Sir-real performance

TERRY JONES -- Sun Media

, Last Updated: 9:58 AM ET

Yes sir, he's your baby. No sir, don't mean maybe. Yes sir, he's you're baby now.

Tristan Jackson is mostly "yes sir?" and "no sir" when you talk to him, but once again, this time for keeps, he made Eskimo fans say "Wow, sir!"

It's not often you see a player run his way into the hearts of football fans like the lastest Action Jackson did with Eskimo fans last night.

I mean, talk about putting your name on a game!

After scoring three touchdowns on returns in the pre-season, Jackson produced three big plays - two for touchdowns - including Edmonton's first kick return for a touchdown since Tony Tompkins in the 2005 Grey Cup game.

While the running of Ricky Ray and new fullback A.J. Harris also helped win the day as the Eskimos defeated the Toronto Argos 47-28 before 31,707 at Commonwealth Stadium, it was Jackson and his staggering 283 combined yards who really wowed the crowd.

THREE PENALTIES

He opened the game with a 53-yard return which required, thanks to three penalties, a mere two-yard run by Harris to turn into a touchdown.

Then, playing his first start as a cornerback as a pro, Jackson intercepted and returned the pick 89-yards for a TD.

Then he made it a pigskin hat trick when he returned a punt 61-yards for a major, bowling over Argos kicker Mike Vanderjagt along the way.

The Hattisburg, Mississippi product ran through the brambles and ran through the bushes and ran through the places a rabbit wouldn't go.

"He has the ability, every time he touches the ball, to make something special happen," said head coach Danny Maciocia, who three games into the season already has 40% of his win total from last year.

"Today he did it several different ways," added the coach who pulled Jackson out of the game as a return man in the latter stages because he was too pooped to pop another one and because Maciocia knew he'd already made about 60 plays on defence.

Jackson was still out of breath in the post-game dressing room with media ready to require him to say more words than he usually does in a week.

"I don't know what to say," said the exceptionally polite player with the mouth-full-of-porridge southern accent.

"I'm all right," he said when the next question was about the condition his condition was in.

"I was tired.
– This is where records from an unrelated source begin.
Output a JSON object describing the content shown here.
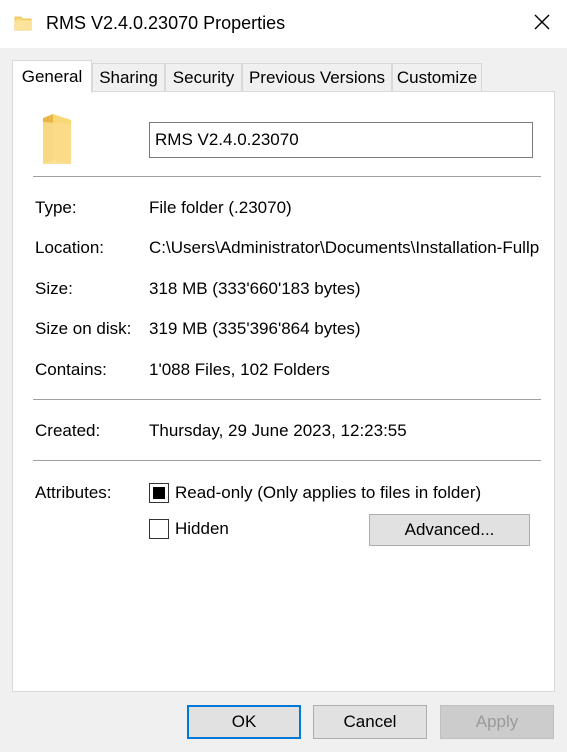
{
  "window": {
    "title": "RMS V2.4.0.23070 Properties",
    "icon": "folder-icon",
    "close_glyph": "✕"
  },
  "tabs": [
    {
      "label": "General",
      "active": true
    },
    {
      "label": "Sharing",
      "active": false
    },
    {
      "label": "Security",
      "active": false
    },
    {
      "label": "Previous Versions",
      "active": false
    },
    {
      "label": "Customize",
      "active": false
    }
  ],
  "general": {
    "name_value": "RMS V2.4.0.23070",
    "type_label": "Type:",
    "type_value": "File folder (.23070)",
    "location_label": "Location:",
    "location_value": "C:\\Users\\Administrator\\Documents\\Installation-Fullp",
    "size_label": "Size:",
    "size_value": "318 MB (333'660'183 bytes)",
    "size_on_disk_label": "Size on disk:",
    "size_on_disk_value": "319 MB (335'396'864 bytes)",
    "contains_label": "Contains:",
    "contains_value": "1'088 Files, 102 Folders",
    "created_label": "Created:",
    "created_value": "Thursday, 29 June 2023, 12:23:55",
    "attributes_label": "Attributes:",
    "readonly_label": "Read-only (Only applies to files in folder)",
    "readonly_state": "indeterminate",
    "hidden_label": "Hidden",
    "hidden_checked": false,
    "advanced_label": "Advanced..."
  },
  "footer": {
    "ok_label": "OK",
    "cancel_label": "Cancel",
    "apply_label": "Apply",
    "apply_enabled": false
  },
  "colors": {
    "folder": "#f8d775",
    "folder_dark": "#e8b64a",
    "accent": "#0078d7"
  }
}
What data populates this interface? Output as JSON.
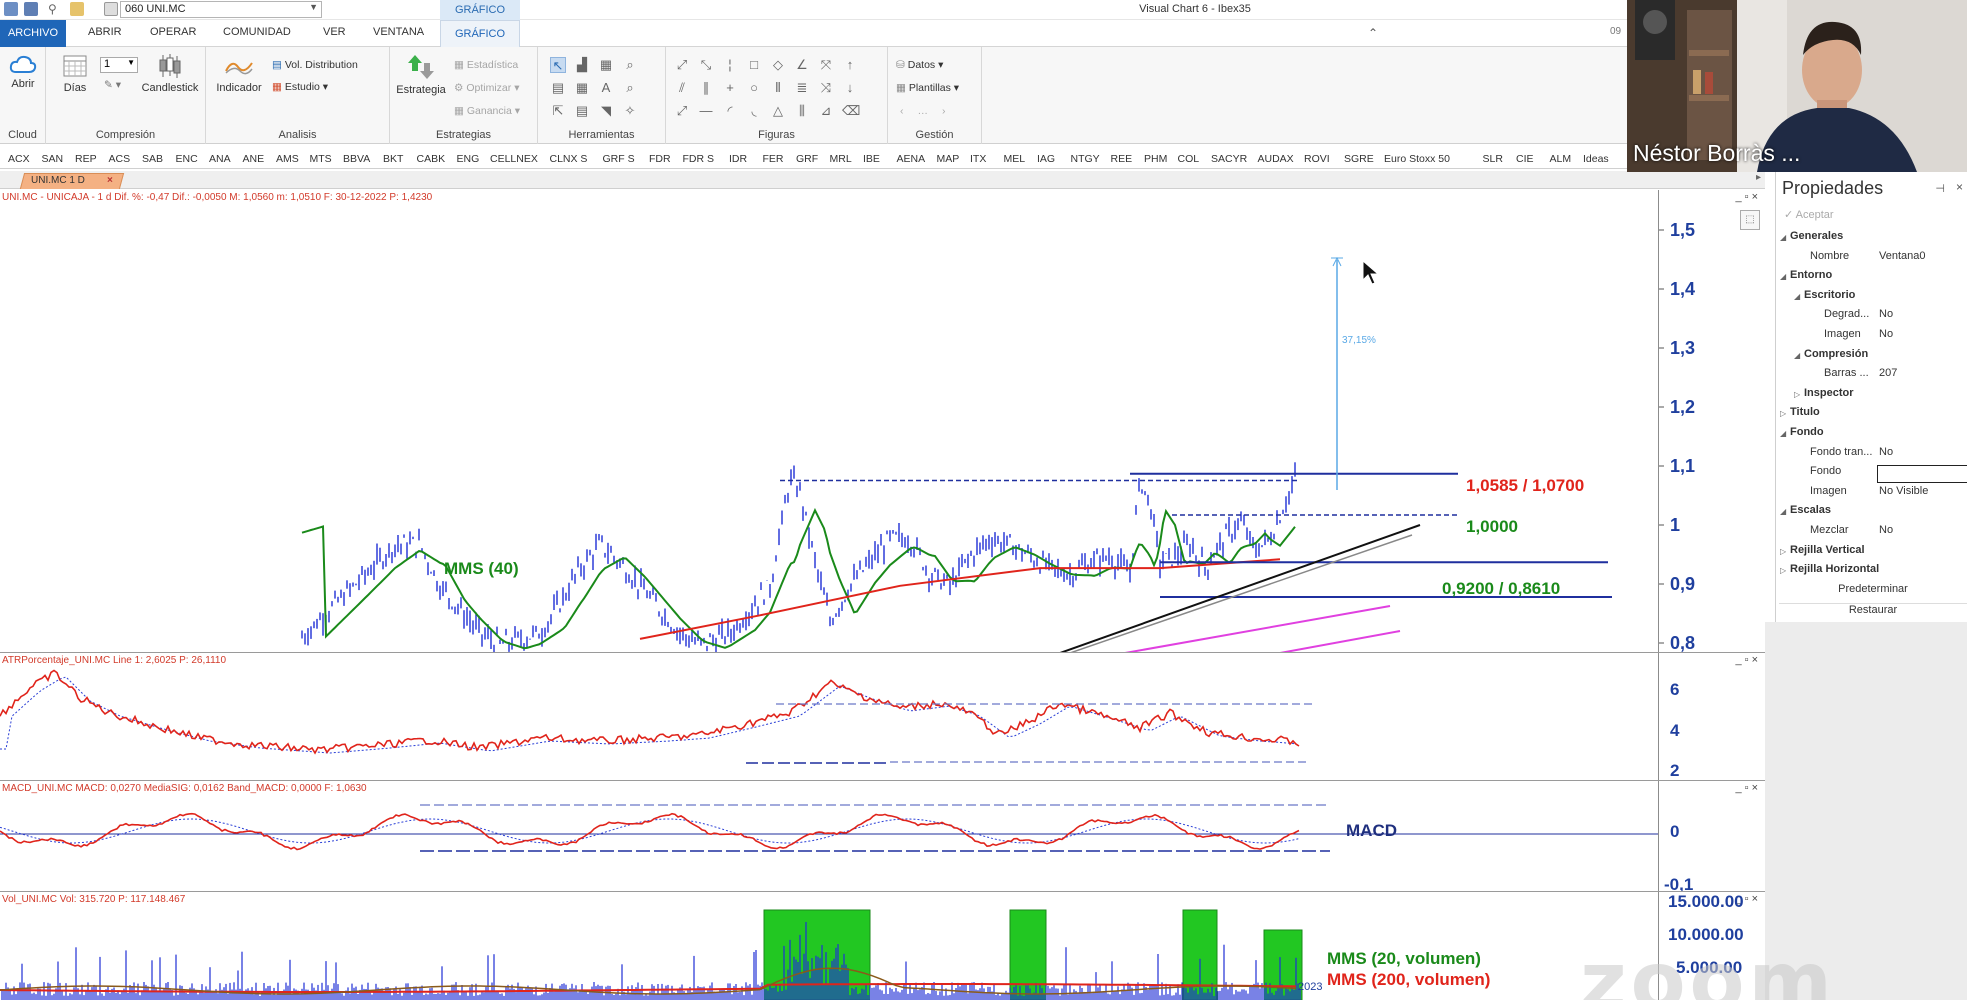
{
  "app": {
    "title": "Visual Chart 6 - Ibex35",
    "symbol_input": "060 UNI.MC",
    "contextual_tab_label": "GRÁFICO",
    "clock": "09"
  },
  "menu": {
    "tabs": [
      "ARCHIVO",
      "ABRIR",
      "OPERAR",
      "COMUNIDAD",
      "VER",
      "VENTANA",
      "GRÁFICO"
    ],
    "active": "GRÁFICO"
  },
  "ribbon": {
    "cloud": {
      "open_label": "Abrir",
      "group_label": "Cloud"
    },
    "compression": {
      "days_label": "Días",
      "value": "1",
      "candlestick_label": "Candlestick",
      "group_label": "Compresión"
    },
    "analysis": {
      "indicator_label": "Indicador",
      "vol_dist_label": "Vol. Distribution",
      "study_label": "Estudio",
      "group_label": "Analisis"
    },
    "strategies": {
      "strategy_label": "Estrategia",
      "stats_label": "Estadística",
      "optimize_label": "Optimizar",
      "gain_label": "Ganancia",
      "group_label": "Estrategias"
    },
    "tools": {
      "group_label": "Herramientas"
    },
    "figures": {
      "group_label": "Figuras"
    },
    "management": {
      "data_label": "Datos",
      "templates_label": "Plantillas",
      "group_label": "Gestión"
    }
  },
  "symbols": [
    "ACX",
    "SAN",
    "REP",
    "ACS",
    "SAB",
    "ENC",
    "ANA",
    "ANE",
    "AMS",
    "MTS",
    "BBVA",
    "BKT",
    "CABK",
    "ENG",
    "CELLNEX",
    "CLNX S",
    "GRF S",
    "FDR",
    "FDR S",
    "IDR",
    "FER",
    "GRF",
    "MRL",
    "IBE",
    "AENA",
    "MAP",
    "ITX",
    "MEL",
    "IAG",
    "NTGY",
    "REE",
    "PHM",
    "COL",
    "SACYR",
    "AUDAX",
    "ROVI",
    "SGRE",
    "Euro Stoxx 50",
    "SLR",
    "CIE",
    "ALM",
    "Ideas"
  ],
  "chart_tab": {
    "label": "UNI.MC 1 D"
  },
  "price_panel": {
    "info": "UNI.MC - UNICAJA - 1 d  Dif. %: -0,47  Dif.: -0,0050  M: 1,0560  m: 1,0510  F: 30-12-2022  P: 1,4230",
    "axis_ticks": [
      "1,5",
      "1,4",
      "1,3",
      "1,2",
      "1,1",
      "1",
      "0,9",
      "0,8"
    ],
    "annotations": {
      "mms": "MMS (40)",
      "resistance": "1,0585 / 1,0700",
      "level": "1,0000",
      "support": "0,9200 / 0,8610",
      "target_pct": "37,15%"
    },
    "colors": {
      "price": "#1f2fd6",
      "mms40": "#1a8a1a",
      "mms_long": "#e0241b",
      "trend": "#111111",
      "channel": "#e040e0",
      "target": "#5aa9e6"
    }
  },
  "atr_panel": {
    "info": "ATRPorcentaje_UNI.MC  Line 1: 2,6025  P: 26,1110",
    "axis_ticks": [
      "6",
      "4",
      "2"
    ]
  },
  "macd_panel": {
    "info": "MACD_UNI.MC  MACD: 0,0270  MediaSIG: 0,0162  Band_MACD: 0,0000  F: 1,0630",
    "axis_ticks": [
      "0",
      "-0,1"
    ],
    "label": "MACD"
  },
  "volume_panel": {
    "info": "Vol_UNI.MC  Vol: 315.720  P: 117.148.467",
    "axis_ticks": [
      "15.000.00",
      "10.000.00",
      "5.000.00"
    ],
    "legend_short": "MMS (20, volumen)",
    "legend_long": "MMS (200, volumen)",
    "year_label": "2023"
  },
  "properties": {
    "title": "Propiedades",
    "accept_label": "Aceptar",
    "rows": [
      {
        "key": "Generales",
        "value": "",
        "level": 0,
        "bold": true,
        "expanded": true
      },
      {
        "key": "Nombre",
        "value": "Ventana0",
        "level": 1,
        "bold": false
      },
      {
        "key": "Entorno",
        "value": "",
        "level": 0,
        "bold": true,
        "expanded": true
      },
      {
        "key": "Escritorio",
        "value": "",
        "level": 1,
        "bold": true,
        "expanded": true
      },
      {
        "key": "Degrad...",
        "value": "No",
        "level": 2,
        "bold": false
      },
      {
        "key": "Imagen",
        "value": "No",
        "level": 2,
        "bold": false
      },
      {
        "key": "Compresión",
        "value": "",
        "level": 1,
        "bold": true,
        "expanded": true
      },
      {
        "key": "Barras ...",
        "value": "207",
        "level": 2,
        "bold": false
      },
      {
        "key": "Inspector",
        "value": "",
        "level": 1,
        "bold": true,
        "expanded": false
      },
      {
        "key": "Titulo",
        "value": "",
        "level": 0,
        "bold": true,
        "expanded": false
      },
      {
        "key": "Fondo",
        "value": "",
        "level": 0,
        "bold": true,
        "expanded": true
      },
      {
        "key": "Fondo tran...",
        "value": "No",
        "level": 1,
        "bold": false
      },
      {
        "key": "Fondo",
        "value": "",
        "level": 1,
        "bold": false
      },
      {
        "key": "Imagen",
        "value": "No Visible",
        "level": 1,
        "bold": false
      },
      {
        "key": "Escalas",
        "value": "",
        "level": 0,
        "bold": true,
        "expanded": true
      },
      {
        "key": "Mezclar",
        "value": "No",
        "level": 1,
        "bold": false
      },
      {
        "key": "Rejilla Vertical",
        "value": "",
        "level": 0,
        "bold": true,
        "expanded": false
      },
      {
        "key": "Rejilla Horizontal",
        "value": "",
        "level": 0,
        "bold": true,
        "expanded": false
      }
    ],
    "default_label": "Predeterminar",
    "restore_label": "Restaurar"
  },
  "webcam": {
    "name": "Néstor Borràs ..."
  }
}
I had to have oxygen. I've never had to have oxygen before. I was cramping up a lot."

It wasn't that Jackson hadn't already introduced himself.

In his first game in Commonwealth Stadium, in the pre-season against the Saskatchewan Roughriders, he produced a fine how-do-you-do indeed, one of the most memorable pre-season introductions in Eskimos history since Brian Kelly ran his first pass routes and went on to win the Schenley Award as top rookie in 1979.

Jackson won his job in public, not practice.

THREE FOR THE SHOW

In his three pre-season appearances, he scored a return touchdown in the inter-squad game in Spruce Grove, another in the first pre-season game in Calgary and yet another in the final pre-season game at home against Saskatchewan.

How do you cut a guy who does that?

Jackson, who still hasn't figured out everything he's doing yet, including not letting a punt over his head bounce behind him in the endzone like they do down south, admitted he was beat pretty bad on a couple plays defensively.

"Yes, sir," he said. "Thank God my teammates bailed me out."

But he said the interception return wasn't worthy, even if he was out there all by himself with the whole field in front of him. "I baited him," he said.

He said his first pro start as a position player was something he'll never forget.

"They told me yesterday. I knew I had to produce. As for the touchdown return, he said the peer pressure was on him.

"My teammates were telling me all week 'It's time for a big return.' It felt great."